Great or Nothing
Joy McCullough, Caroline Tung Richmond, Tess Sharpe, and Jessica Spotswood
Published March 8, 2022
About Great or Nothing
In the spring of 1942, the United States is reeling from the attack on Pearl Harbor. While the US starts sending troops to the front, the March family of Concord, Massachusetts grieves their own enormous loss: the death of their daughter, Beth.
Under the strain of their grief, Beth’s remaining sisters fracture, each going their own way with Jo nursing her wounds and building planes in Boston, Meg holding down the home front with Marmee, and Amy living a secret life as a Red Cross volunteer in London–the same city where one Mr. Theodore Laurence is stationed as an army pilot.
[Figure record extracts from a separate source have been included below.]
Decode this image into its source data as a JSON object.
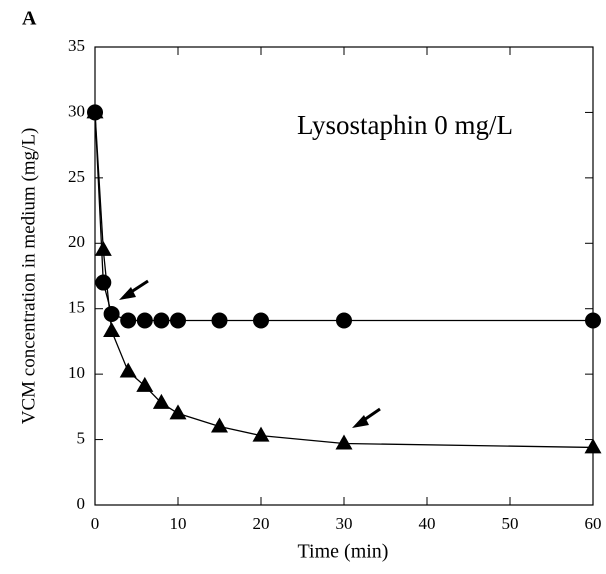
{
  "chart_data": {
    "type": "line",
    "panel_label": "A",
    "annotation": "Lysostaphin 0 mg/L",
    "x_label": "Time (min)",
    "y_label": "VCM concentration in medium (mg/L)",
    "x": [
      0,
      1,
      2,
      4,
      6,
      8,
      10,
      15,
      20,
      30,
      60
    ],
    "series": [
      {
        "marker": "circle",
        "color": "#000000",
        "values": [
          30,
          17,
          14.6,
          14.1,
          14.1,
          14.1,
          14.1,
          14.1,
          14.1,
          14.1,
          14.1
        ]
      },
      {
        "marker": "triangle",
        "color": "#000000",
        "values": [
          30,
          19.5,
          13.3,
          10.2,
          9.1,
          7.8,
          7.0,
          6.0,
          5.3,
          4.7,
          4.4
        ]
      }
    ],
    "xlim": [
      0,
      60
    ],
    "xticks": [
      0,
      10,
      20,
      30,
      40,
      50,
      60
    ],
    "ylim": [
      0,
      35
    ],
    "yticks": [
      0,
      5,
      10,
      15,
      20,
      25,
      30,
      35
    ]
  }
}
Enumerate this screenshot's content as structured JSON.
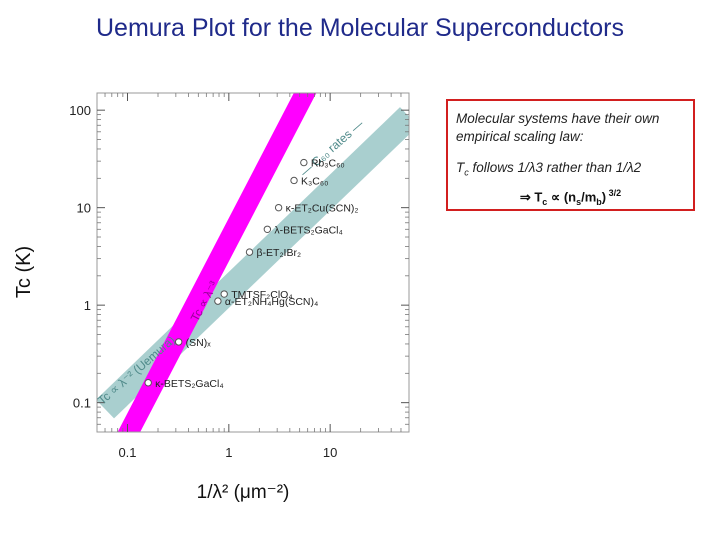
{
  "slide": {
    "title": "Uemura Plot for the Molecular Superconductors"
  },
  "note": {
    "intro": "Molecular systems have their own empirical scaling law:",
    "follows_prefix": "T",
    "follows_sub": "c",
    "follows_text": " follows 1/λ3 rather than 1/λ2",
    "relation_prefix": "⇒ T",
    "relation_sub_c": "c",
    "relation_mid": " ∝ (n",
    "relation_sub_s": "s",
    "relation_mid2": "/m",
    "relation_sub_b": "b",
    "relation_end": ")",
    "relation_exp": " 3/2"
  },
  "chart_data": {
    "type": "scatter",
    "title": "",
    "xlabel": "1/λ² (μm⁻²)",
    "ylabel": "Tc (K)",
    "xscale": "log",
    "yscale": "log",
    "xlim": [
      0.05,
      60
    ],
    "ylim": [
      0.05,
      150
    ],
    "x_ticks": [
      0.1,
      1,
      10
    ],
    "x_tick_labels": [
      "0.1",
      "1",
      "10"
    ],
    "y_ticks": [
      0.1,
      1,
      10,
      100
    ],
    "y_tick_labels": [
      "0.1",
      "1",
      "10",
      "100"
    ],
    "grid": false,
    "bands": [
      {
        "name": "Tc ∝ λ⁻² (Uemura)",
        "color": "#a9cfcf",
        "points": [
          [
            0.06,
            0.086
          ],
          [
            60,
            86
          ]
        ]
      },
      {
        "name": "Tc ∝ λ⁻³",
        "color": "#ff00ff",
        "points": [
          [
            0.08,
            0.03
          ],
          [
            8,
            300
          ]
        ]
      }
    ],
    "band_labels": [
      {
        "text": "Tc ∝ λ⁻² (Uemura)",
        "color": "#4f8a8a",
        "anchor": [
          0.13,
          0.2
        ]
      },
      {
        "text": "Tc ∝ λ⁻³",
        "color": "#9a009a",
        "anchor": [
          0.62,
          1.05
        ]
      },
      {
        "text": "— C₆₀ rates —",
        "color": "#4f8a8a",
        "anchor": [
          11,
          38
        ]
      }
    ],
    "points": [
      {
        "label": "κ-BETS₂GaCl₄",
        "x": 0.16,
        "y": 0.16
      },
      {
        "label": "(SN)ₓ",
        "x": 0.32,
        "y": 0.42
      },
      {
        "label": "α-ET₂NH₄Hg(SCN)₄",
        "x": 0.78,
        "y": 1.1
      },
      {
        "label": "TMTSF₂ClO₄",
        "x": 0.9,
        "y": 1.3
      },
      {
        "label": "β-ET₂IBr₂",
        "x": 1.6,
        "y": 3.5
      },
      {
        "label": "λ-BETS₂GaCl₄",
        "x": 2.4,
        "y": 6.0
      },
      {
        "label": "κ-ET₂Cu(SCN)₂",
        "x": 3.1,
        "y": 10
      },
      {
        "label": "K₃C₆₀",
        "x": 4.4,
        "y": 19
      },
      {
        "label": "Rb₃C₆₀",
        "x": 5.5,
        "y": 29
      }
    ]
  }
}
Each March sister’s point of view is written by a separate author, three in prose and Beth’s in verse, still holding the family together from beyond the grave. Woven together, these threads tell a story of finding one’s way in a world undergoing catastrophic change.
A reimagining of Little Women set in the spring of 1942, when the United States is suddenly embroiled in the second World War, this story, told from each March sister’s point of view, is one of grief, love, and self-discovery.
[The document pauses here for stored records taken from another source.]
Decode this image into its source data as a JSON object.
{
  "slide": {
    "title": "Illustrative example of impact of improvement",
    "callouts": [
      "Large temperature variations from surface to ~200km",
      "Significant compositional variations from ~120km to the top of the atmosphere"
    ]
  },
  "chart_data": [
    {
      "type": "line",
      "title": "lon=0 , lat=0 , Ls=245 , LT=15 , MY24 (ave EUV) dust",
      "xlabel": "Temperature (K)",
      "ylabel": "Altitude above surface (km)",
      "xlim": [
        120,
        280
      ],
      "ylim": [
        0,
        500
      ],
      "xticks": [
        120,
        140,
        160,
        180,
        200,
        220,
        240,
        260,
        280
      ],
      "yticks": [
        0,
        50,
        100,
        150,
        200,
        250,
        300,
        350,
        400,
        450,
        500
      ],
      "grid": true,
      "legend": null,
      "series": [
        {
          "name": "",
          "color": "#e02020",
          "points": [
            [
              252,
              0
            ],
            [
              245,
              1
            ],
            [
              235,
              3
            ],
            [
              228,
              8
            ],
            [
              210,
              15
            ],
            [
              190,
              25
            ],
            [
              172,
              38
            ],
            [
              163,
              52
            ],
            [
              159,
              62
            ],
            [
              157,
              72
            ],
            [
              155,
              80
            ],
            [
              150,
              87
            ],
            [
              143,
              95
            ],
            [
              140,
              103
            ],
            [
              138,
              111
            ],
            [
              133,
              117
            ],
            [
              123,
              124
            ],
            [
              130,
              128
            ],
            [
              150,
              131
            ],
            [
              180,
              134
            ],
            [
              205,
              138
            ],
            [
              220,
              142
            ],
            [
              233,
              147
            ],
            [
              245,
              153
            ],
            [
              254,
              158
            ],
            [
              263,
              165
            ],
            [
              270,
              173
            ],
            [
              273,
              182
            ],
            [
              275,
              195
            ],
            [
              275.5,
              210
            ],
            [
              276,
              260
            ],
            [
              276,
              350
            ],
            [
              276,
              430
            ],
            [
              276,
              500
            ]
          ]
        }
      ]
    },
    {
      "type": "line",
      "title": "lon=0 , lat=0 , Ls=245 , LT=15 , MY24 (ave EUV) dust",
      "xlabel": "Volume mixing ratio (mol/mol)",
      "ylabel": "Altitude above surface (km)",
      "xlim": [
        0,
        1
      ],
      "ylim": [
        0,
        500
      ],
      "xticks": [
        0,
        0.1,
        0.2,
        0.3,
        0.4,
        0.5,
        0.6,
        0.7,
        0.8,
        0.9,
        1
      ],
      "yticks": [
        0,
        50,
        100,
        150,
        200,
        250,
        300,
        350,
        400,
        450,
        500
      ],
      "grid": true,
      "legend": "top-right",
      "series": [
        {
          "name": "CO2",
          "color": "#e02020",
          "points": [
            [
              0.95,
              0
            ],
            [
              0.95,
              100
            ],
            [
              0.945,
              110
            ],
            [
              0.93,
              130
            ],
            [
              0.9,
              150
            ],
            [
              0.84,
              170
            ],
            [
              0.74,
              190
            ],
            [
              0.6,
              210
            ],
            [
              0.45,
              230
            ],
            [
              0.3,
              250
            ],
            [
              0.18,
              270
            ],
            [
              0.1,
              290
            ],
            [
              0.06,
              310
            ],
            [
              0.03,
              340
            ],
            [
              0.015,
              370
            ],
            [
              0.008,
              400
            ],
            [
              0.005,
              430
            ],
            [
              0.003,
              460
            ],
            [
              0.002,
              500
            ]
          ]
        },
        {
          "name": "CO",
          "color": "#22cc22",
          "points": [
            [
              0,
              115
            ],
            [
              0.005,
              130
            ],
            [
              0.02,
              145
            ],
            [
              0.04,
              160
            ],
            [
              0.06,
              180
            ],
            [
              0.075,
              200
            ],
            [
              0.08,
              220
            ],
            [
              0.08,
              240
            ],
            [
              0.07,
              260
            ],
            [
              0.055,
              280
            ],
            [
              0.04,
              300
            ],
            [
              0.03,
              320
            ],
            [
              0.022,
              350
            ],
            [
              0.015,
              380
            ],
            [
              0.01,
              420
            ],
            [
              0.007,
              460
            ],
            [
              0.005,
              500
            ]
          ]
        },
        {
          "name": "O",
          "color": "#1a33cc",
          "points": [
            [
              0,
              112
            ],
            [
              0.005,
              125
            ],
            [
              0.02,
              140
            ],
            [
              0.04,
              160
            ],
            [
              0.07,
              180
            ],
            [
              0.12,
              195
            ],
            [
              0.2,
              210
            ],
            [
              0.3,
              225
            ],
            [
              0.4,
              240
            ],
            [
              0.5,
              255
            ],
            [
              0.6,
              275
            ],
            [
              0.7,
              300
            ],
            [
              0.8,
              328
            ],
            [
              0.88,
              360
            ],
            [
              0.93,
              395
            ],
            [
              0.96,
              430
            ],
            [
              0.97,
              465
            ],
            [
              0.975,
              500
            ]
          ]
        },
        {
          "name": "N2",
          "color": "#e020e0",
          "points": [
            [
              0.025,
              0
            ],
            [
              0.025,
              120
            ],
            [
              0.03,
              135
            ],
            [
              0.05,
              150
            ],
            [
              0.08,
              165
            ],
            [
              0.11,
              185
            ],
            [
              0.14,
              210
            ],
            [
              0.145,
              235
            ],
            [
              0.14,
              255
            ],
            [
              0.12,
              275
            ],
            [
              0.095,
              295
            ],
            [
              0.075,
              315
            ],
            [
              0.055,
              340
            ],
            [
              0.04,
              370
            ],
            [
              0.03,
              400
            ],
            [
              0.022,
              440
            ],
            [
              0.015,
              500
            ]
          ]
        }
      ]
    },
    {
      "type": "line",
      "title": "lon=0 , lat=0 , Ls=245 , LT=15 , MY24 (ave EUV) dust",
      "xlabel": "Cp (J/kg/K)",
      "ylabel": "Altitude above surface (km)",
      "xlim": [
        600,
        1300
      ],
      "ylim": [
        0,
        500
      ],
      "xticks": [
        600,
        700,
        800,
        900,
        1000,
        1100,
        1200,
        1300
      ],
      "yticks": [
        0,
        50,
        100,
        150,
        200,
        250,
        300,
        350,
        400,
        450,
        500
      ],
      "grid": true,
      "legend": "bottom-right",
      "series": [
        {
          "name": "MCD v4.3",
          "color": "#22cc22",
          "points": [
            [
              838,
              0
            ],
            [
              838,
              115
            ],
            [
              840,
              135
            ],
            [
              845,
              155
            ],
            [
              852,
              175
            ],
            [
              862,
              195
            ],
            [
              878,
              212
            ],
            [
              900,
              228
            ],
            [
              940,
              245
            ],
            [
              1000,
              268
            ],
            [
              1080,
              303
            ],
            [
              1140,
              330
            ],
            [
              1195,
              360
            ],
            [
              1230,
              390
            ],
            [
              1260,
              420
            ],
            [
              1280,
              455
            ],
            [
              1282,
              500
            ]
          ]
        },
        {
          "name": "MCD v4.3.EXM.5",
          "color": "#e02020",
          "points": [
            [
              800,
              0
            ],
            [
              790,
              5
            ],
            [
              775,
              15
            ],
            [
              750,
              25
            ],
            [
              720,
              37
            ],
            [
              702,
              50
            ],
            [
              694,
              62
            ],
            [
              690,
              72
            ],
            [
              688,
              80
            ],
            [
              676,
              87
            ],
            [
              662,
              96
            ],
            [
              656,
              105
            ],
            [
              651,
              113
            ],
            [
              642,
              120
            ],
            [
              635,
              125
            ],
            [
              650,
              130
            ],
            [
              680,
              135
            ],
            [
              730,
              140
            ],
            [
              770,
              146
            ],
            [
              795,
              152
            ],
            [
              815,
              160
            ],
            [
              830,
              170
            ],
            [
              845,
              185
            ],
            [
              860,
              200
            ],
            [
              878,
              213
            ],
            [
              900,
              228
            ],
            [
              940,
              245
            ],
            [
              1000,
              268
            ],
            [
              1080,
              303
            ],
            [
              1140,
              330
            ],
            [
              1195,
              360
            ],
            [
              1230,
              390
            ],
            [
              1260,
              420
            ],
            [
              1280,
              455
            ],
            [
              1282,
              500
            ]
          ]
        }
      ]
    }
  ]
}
I think the idea of this book is really cool. It seemed (I have zero experience to back this up) pretty thoroughly researched– there were lots of descriptions of clothes, food, and common words or phrases that either fit with other things I knew about the 1940s or felt pretty on point for what I expected from a story set in that era. There were also lots of references to historical facts and events, from the attack at Pearl Harbor to women working in factories and flying planes (not in combat).
So all that made the story feel really immersed in the time period, and I liked that. What I struggled with, though, is that sometimes I felt like the atmosphere or the setting dominated the story. This happened to me especially with Amy’s character, I think, but not exclusively. Her way of thinking and speaking was so steeped in lingo from the period that sometimes I just felt like I didn’t connect with her.
I thought the decision to tell the story beginning after Beth’s death but still include her as an observer was really interesting. Her chapters are written in verse, and often they add something to what’s happening with her sisters. Sometimes they reveal more things about who she was and her own hopes and dreams. I liked those moments a lot.
One of my favorite things about the book is that in this story, Jo finds another writer, a woman who’s goal is to be a war correspondent. They bond over challenges in their relationships with their sisters, writing, and being dissatisfied with what they’re told are the conventional roles of women. I think seeing the connection between those two as writers and women finding where they belong in the world made for a powerful story to read.
On the whole, I’m not sorry I read the book as there are several things I really enjoyed. It wasn’t what I expected, though.
Recommended for Ages 12 up.
Jo and Charlie are lesbians. One minor character is Japanese American.
Profanity/Crude Language Content
Mild profanity used infrequently.
Kissing between boy and girl. Kissing between two girls.
Joe, Meg, Amy, and Beth’s father is an Army Chaplain.
Some racist comments toward a Japanese American girl and about Japanese Americans. Some racist comments about Black soldiers. Two men get into a fight in a hotel ballroom.
Characters often drink champagne. Amy is underage at sixteen.